Le juge Samuel Alito a remis en question des allégations de biais racial alors que la Cour suprême examinait les protections TPS pour les migrants haïtiens et syriens.
Le juge Samuel Alito a interrogé cette semaine au banc un avocat représentant des migrants haïtiens à la Cour suprême, contestant l'argument selon lequel la décision de l'administration Trump de mettre fin aux protections temporaires contre l'expulsion était motivée par un biais racial à l'encontre des immigrés non blancs.
L'échange s'est déroulé dans une affaire très suivie portant sur le statut de protection temporaire, ou TPS, pour les migrants haïtiens et syriens. Une décision, attendue d'ici la fin juin, pourrait déterminer si les tribunaux peuvent réexaminer les décisions du Department of Homeland Security de mettre fin aux protections et pourrait affecter des centaines de milliers de migrants dont le statut juridique reste en litige.
Le Congrès a créé le TPS pour protéger les personnes déjà présentes aux États-Unis contre l'expulsion lorsque la guerre, une catastrophe naturelle ou d'autres conditions rendent le retour dans leur pays dangereux. La loi exige que le Department of Homeland Security réévalue périodiquement si un pays continue de répondre aux critères.
Geoffrey Pipoly, qui représente les migrants, a soutenu que les tribunaux ont le pouvoir de contrôler les décisions relatives au TPS et que la décision de mettre fin au statut pour Haïti ne respectait pas la loi parce qu'elle était influencée par un biais. Il a cité des propos publics du président Donald Trump à propos des bénéficiaires du TPS haïtiens et des immigrés en général.
Alito a demandé comment cette théorie s'appliquait lorsque les résiliations de TPS par le gouvernement concernaient des migrants originaires d'une série de pays. « Vous avez une définition vraiment large — vous avez une définition vraiment vaste de qui est blanc et de qui ne l'est pas, » a-t-il dit, selon le compte rendu des plaidoiries. Le juge a ajouté qu'il n'aimait pas « diviser le peuple du monde en ces groupes. »

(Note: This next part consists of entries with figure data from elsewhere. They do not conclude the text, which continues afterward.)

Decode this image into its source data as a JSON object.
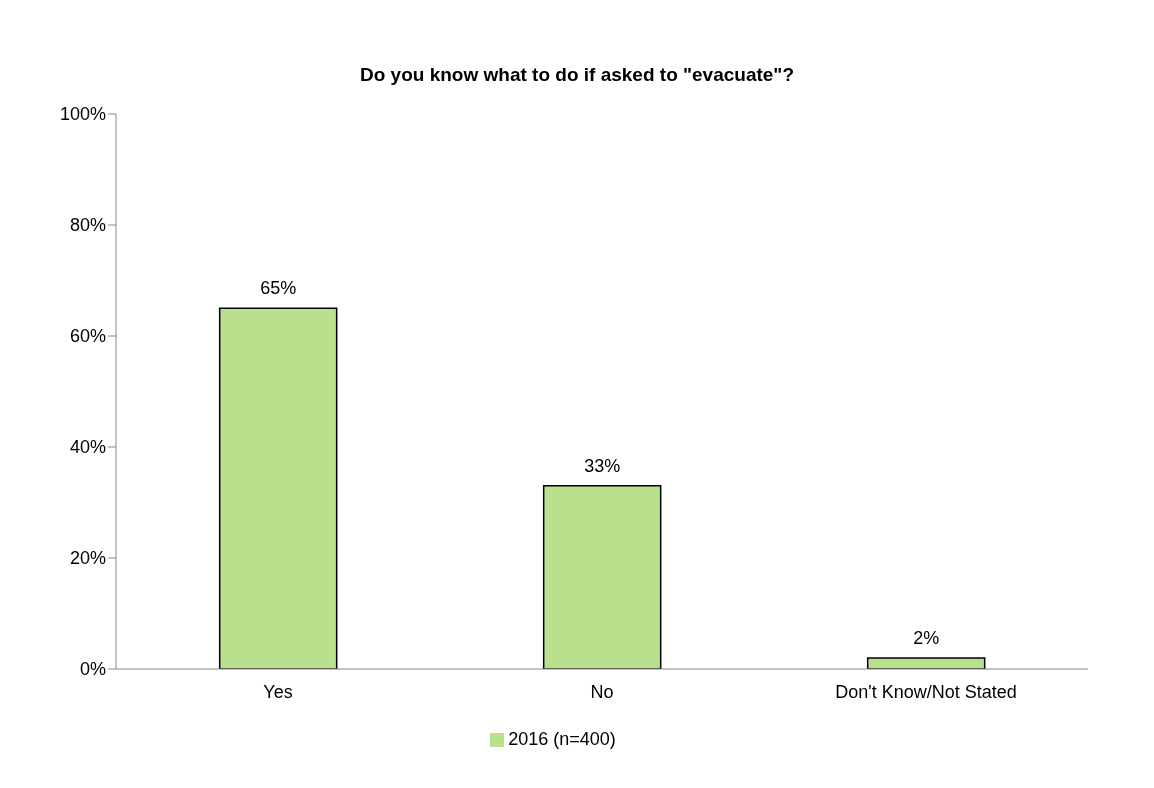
{
  "chart_data": {
    "type": "bar",
    "title": "Do you know what to do if asked to \"evacuate\"?",
    "categories": [
      "Yes",
      "No",
      "Don't Know/Not Stated"
    ],
    "series": [
      {
        "name": "2016 (n=400)",
        "color": "#b9e08d",
        "values": [
          65,
          33,
          2
        ],
        "value_labels": [
          "65%",
          "33%",
          "2%"
        ]
      }
    ],
    "ylim": [
      0,
      100
    ],
    "yticks": [
      {
        "value": 0,
        "label": "0%"
      },
      {
        "value": 20,
        "label": "20%"
      },
      {
        "value": 40,
        "label": "40%"
      },
      {
        "value": 60,
        "label": "60%"
      },
      {
        "value": 80,
        "label": "80%"
      },
      {
        "value": 100,
        "label": "100%"
      }
    ],
    "grid": false,
    "legend": "bottom"
  }
}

Le Justice Department a fait valoir que les décisions sur le TPS relèvent de l'exécutif et ne sont pas susceptibles de contrôle judiciaire. Il a averti que permettre de tels recours pourrait ouvrir la porte à des litiges étendus sur la politique migratoire. Les avocats des migrants ont répondu dans des mémoires judiciaires que la position du gouvernement protégerait des actions exécutives illégales de tout contrôle.
La fracture idéologique de la Cour est apparue au cours des plaidoiries. Les juges conservateurs ont semblé plus réceptifs à la position de l'administration, tandis que les juges libéraux se sont concentrés sur la question de savoir si le biais racial allégué du Homeland Security pouvait soulever des enjeux constitutionnels. La juge Sonia Sotomayor a cité la déclaration publique de Trump selon laquelle les migrants « empoisonnaient le sang de l'Amérique » comme preuve possible qu'une intention discriminatoire a pu jouer un rôle.
Homeland Security a déjà mis fin au statut juridique de migrants originaires de six pays, dont le Venezuela et le Honduras, après que la Cour suprême a temporairement autorisé ces mesures via des demandes d'urgence. L'affaire actuelle porte sur le fond des actions de l'administration concernant les Haïtiens et les Syriens et pourrait avoir des conséquences plus larges.
Le statut des migrants originaires de sept autres pays reste en suspens pendant que l'affaire est en cours, notamment plus de 6 000 Syriens et près de 350 000 Haïtiens, ainsi que des migrants d'Éthiopie, du Myanmar, du Yémen, de Somalie et du Soudan du Sud. La prochaine étape majeure est la décision de la Cour, attendue avant la fin juin.